Estudos in vitro mostraram que a vitamina D amortece a proliferação nas linhas celulares do melanoma4. E estudos epidemiológicos descobriram que pessoas com melanomas mais avançados tendem a ter níveis mais baixos de vitamina D no sangue do que aquelas com tumores menos avançados5.
Eggs, carnes, cogumelos e laticínios fortificados, todos contêm vitamina D. Mas quando banhada pela luz solar, a pele pode produzir a própria vitamina. Os investigadores há muito que sabem que um pouco de exposição solar é saudável para o corpo por uma variedade de razões, embora demasiadas possam revelar-se prejudiciais. Mas agora eles descobrem que uma exposição moderada ao sol pode proteger contra os próprios danos que a exposição excessiva causa. “A luz solar e a vitamina D podem ser realmente importantes para os resultados do melanoma”, diz Michael Kimlin, um pesquisador da Universidade da Costa do Sol em Brisbane, Austrália.
Kimlin e sua equipe mostraram5 que pessoas com melanoma e baixos níveis de vitamina D eram mais propensas a ter tumores mais espessos, que geralmente têm um prognóstico pior. Ao medir os níveis de vitamina D no diagnóstico, a equipe foi capaz de excluir a possibilidade de que os níveis baixos de vitamina D fossem devidos ao fato de pessoas com melanomas mais graves serem mais diligentes em ficar fora do sol após o diagnóstico.
Mas ainda não está claro se a própria vitamina é o fator protetor. Os níveis de vitamina D no sangue poderiam ser um marcador para outro efeito protetor da luz solar, ou algum outro nutriente totalmente influenciado pela luz solar.
Para pessoas com risco médio de câncer de pele, estes achados não mudam os conselhos comuns de usar protetor solar e sair para o exterior.
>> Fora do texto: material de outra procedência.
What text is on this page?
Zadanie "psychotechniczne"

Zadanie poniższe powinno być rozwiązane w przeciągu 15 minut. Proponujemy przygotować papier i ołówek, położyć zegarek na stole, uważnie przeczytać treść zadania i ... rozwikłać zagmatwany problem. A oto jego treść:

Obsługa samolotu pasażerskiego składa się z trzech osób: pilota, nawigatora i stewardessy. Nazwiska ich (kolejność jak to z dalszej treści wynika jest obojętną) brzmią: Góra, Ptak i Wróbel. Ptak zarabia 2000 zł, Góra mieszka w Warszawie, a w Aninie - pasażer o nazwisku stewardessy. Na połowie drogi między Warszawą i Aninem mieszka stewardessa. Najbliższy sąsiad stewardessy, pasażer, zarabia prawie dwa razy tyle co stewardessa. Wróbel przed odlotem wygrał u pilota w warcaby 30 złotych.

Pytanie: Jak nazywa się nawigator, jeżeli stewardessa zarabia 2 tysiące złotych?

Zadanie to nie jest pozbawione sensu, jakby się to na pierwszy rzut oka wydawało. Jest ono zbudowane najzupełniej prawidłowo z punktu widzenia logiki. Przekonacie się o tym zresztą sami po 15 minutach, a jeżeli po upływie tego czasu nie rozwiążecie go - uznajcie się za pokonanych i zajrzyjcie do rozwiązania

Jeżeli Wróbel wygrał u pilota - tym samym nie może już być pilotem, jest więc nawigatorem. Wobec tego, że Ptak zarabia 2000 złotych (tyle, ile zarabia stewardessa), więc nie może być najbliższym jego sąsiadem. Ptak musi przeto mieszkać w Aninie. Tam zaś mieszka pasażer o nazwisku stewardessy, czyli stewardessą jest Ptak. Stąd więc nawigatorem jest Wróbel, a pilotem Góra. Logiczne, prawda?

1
As pessoas raramente aplicam protetor solar suficiente para que ele interfira com a capacidade do corpo de fazer vitamina D. “Repetidamente nossos estudos na Austrália mostram que as pessoas que mais protegem do sol na verdade têm os níveis mais altos de vitamina D”, porque elas também tendem a ser mais ativas e passam mais tempo fora, diz ele.
Mas para aqueles com alto risco de melanoma, ou aqueles que já foram diagnosticados, esta linha de pesquisa sugere que a suplementação oral com vitamina D poderia ser uma boa estratégia. Um estudo randomizado da suplementação com vitamina D em indivíduos de alto risco pode valer a pena, diz Kimlin. Vários grandes ensaios aleatórios já estão em andamento para investigar se essa estratégia poderia ajudar a prevenir outras formas de câncer. Mas os resultados preliminares sugerem que, embora os níveis de vitamina D tenham sido ligados à proteção contra o câncer em estudos epidemiológicos, os suplementos podem ter pouco efeito. “Quando você começa a retirar nutrientes por conta própria, e você começa a olhar para as propriedades anticancerígenas, isso não necessariamente reproduz o que vemos nos estudos observacionais”, diz Kimlin.
Os suplementos de vitamina D são tão onipresentes que é difícil para os pesquisadores aferir seu efeito anticancerígeno. E as diferenças na biologia individual podem obscurecer os padrões. A pesquisa em curso de Kimlin visa determinar como as diferenças no gene receptor da vitamina D afetam o risco de melanoma. Mas se os pesquisadores estão falando sobre rugas ou melanoma, o ponto de colagem é o mesmo: o salto dos conselhos gerais sobre estilo de vida saudável para recomendações específicas sobre um determinado nutriente continua sendo um desafio, e não um que será resolvido em breve.